Katie Johnson was probably one of the least well known performers in the original Ealing The Ladykillers. Certainly taking her role in the Coens remake was not as intimidating as taking over the role originally played by Sir Alec Guinness. Indeed, I think the smartest thing the Coens did in their version was completely changing the variety of Dotty Old Bat in the movie. And you understand, I like the Coens version well enough, albeit not as much as the original, and Irma P. Hall as Marva Munson certainly has something to do with that.
Hers is not a name you hear as much as many others. This despite the wide array of impressive directors she’s worked with. The Coens, yes. But also Werner Herzog twice. Spike Lee, Michael Mann, Billy Bob Thornton, Ron Howard, Tyler Perry. And of course Clint Eastwood. She’s been doing TV and movies for my entire life, and if I can’t find out what she did in Dallas Cowboy Cheerleaders, a made-for-TV movie from 1979, I put it to you that she’s probably okay with that.

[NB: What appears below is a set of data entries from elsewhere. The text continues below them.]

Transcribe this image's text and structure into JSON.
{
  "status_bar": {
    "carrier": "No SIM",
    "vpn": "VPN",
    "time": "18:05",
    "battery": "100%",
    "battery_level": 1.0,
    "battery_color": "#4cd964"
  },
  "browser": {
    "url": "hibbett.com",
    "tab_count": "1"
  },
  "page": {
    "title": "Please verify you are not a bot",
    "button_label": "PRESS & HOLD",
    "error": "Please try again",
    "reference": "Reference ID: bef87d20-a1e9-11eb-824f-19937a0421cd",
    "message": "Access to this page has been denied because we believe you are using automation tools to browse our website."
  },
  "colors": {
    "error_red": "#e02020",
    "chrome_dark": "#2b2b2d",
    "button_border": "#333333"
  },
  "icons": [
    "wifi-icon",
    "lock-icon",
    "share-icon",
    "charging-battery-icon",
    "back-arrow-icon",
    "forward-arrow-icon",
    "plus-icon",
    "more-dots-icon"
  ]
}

While I’m pretty sure I’ve seen at least two of the movies she made before Midnight in the Garden of Good and Evil, I saw them both not long after they came out and never again. Whereas I’ve seen her as Minerva, the voodoo practitioner who plays a minor but important role in the proceedings, multiple times. Starting in the theatre. Really, half the cast—not least the Lady Chablis herself, of course—steals that movie, but Hall is on that list. She’s a wonder in it.
Likewise, she’s enormous amounts of fun in The Ladykillers. Not exactly the same fun, but fun with some of the same roots if you know what I mean. It tells you quite a lot about the characters that I’m pretty sure Marva Munson would be horrified by any comparison between them but Minerva would be amused. And there is a definite comparison; these are both Southern women, after all, and more specifically black Southern women. Deeply religious, though their religion is in extremely different forms.
I know I’ve seen more of her TV work. Not a ton of it, but it at least makes for some interesting reading. There are not a lot of people who have been on both Wishbone and Law & Order: SVU, or both Dallas and Rugrats. Irma P. Hall only has a couple of truly stand-out roles, but she’s been there in the background of pop culture my entire life, and that’s the kind of person I like to bring to more people’s notice.